A couple of months ago, I asked the CEO of a helicopter manufacturer why it was taking so long for the Chinese market to fully open up. He explained that the Air Force there still controlled the airspace, and they were in no hurry to turn it over to civilians.

Not for security reasons as you might suspect, but rather out of the fear that they would be blamed for any civil aircraft accidents. The penalties for failure in China remain severe. After all, this is country that still executes its own citizens for nonviolent crimes including fraud, embezzlement and organized prostitution. Be unlucky enough to be sitting at the radar scope when there is a mid-air and — rut-roh.

This kind of "aviation culture" goes a long way to explain while it has taken so long for civil helicopter EMS to come to the world's most populous country, arguably where it is needed the most.

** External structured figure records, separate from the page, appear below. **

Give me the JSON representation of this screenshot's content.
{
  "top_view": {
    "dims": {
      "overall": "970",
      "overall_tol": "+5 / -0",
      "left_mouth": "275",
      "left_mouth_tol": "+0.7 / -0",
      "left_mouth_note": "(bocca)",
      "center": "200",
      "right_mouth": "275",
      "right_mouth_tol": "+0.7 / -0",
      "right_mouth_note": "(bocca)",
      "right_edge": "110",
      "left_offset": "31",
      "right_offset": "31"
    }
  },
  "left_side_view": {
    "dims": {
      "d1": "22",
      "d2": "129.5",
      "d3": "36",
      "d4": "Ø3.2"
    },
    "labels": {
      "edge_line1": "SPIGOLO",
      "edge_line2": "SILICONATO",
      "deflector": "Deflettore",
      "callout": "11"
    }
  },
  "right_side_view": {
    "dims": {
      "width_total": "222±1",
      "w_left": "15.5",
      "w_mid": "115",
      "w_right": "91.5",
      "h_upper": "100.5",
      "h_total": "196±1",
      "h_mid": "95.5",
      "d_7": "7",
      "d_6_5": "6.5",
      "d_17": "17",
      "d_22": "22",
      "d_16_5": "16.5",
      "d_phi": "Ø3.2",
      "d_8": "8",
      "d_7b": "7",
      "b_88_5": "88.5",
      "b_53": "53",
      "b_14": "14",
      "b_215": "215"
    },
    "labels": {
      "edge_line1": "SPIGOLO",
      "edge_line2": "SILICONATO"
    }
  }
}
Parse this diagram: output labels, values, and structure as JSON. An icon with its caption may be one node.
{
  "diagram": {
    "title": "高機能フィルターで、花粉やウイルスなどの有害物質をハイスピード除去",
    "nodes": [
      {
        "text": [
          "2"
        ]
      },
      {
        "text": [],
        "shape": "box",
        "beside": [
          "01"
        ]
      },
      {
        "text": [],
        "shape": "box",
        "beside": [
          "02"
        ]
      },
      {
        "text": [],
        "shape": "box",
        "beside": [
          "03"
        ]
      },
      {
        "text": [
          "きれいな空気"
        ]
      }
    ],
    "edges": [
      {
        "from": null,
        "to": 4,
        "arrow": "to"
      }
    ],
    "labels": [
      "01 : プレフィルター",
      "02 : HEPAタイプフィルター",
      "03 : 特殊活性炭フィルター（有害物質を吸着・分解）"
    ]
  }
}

On Oct. 9, Airbus Helicopters delivered an EC135 light twin EMS helicopter to the 999 Emergency Rescue Center, a subsidiary of the Beijing Red Cross Foundation. Astonishingly, this is the first civil EMS helicopter in China. Even Haiti already had civil HEMS.

No one honestly thinks this one helicopter is going to change much in a country so vast in which the bureaucracy moves so slowly. But to understand China is to appreciate the enormous role symbolism plays in the culture.

During the handover of the EC135, Ma Runhai, executive vice president of Beijing Red Cross Society of China, said the helicopter "enables us to help achieve the national strategic goal of comprehensively deepening the reforms and propelling the modernization of the governance system and capacities. It will also help Beijing Red Cross Society of China to achieve the goal of becoming a leader in China and a first-class organization in the world."

A delegation of doctors from the 999 Center currently is getting schooled on the HEMS equipment in Germany, and Airbus is providing rotorcraft training, organizing outreach and establishing relationships and workshops for the Chinese with leading European air rescue operators who can act as mentors.

China has opened its low-altitude airspace in a handful of provinces over the last few years, but most of the country remains a no-fly zone for civil aircraft. Still provided all goes well for this first helicopter the 999 Center plans to add three more to the fleet in the coming years.

As the Chinese proverb instructs, "Be not afraid of going slowly, be afraid only of standing still."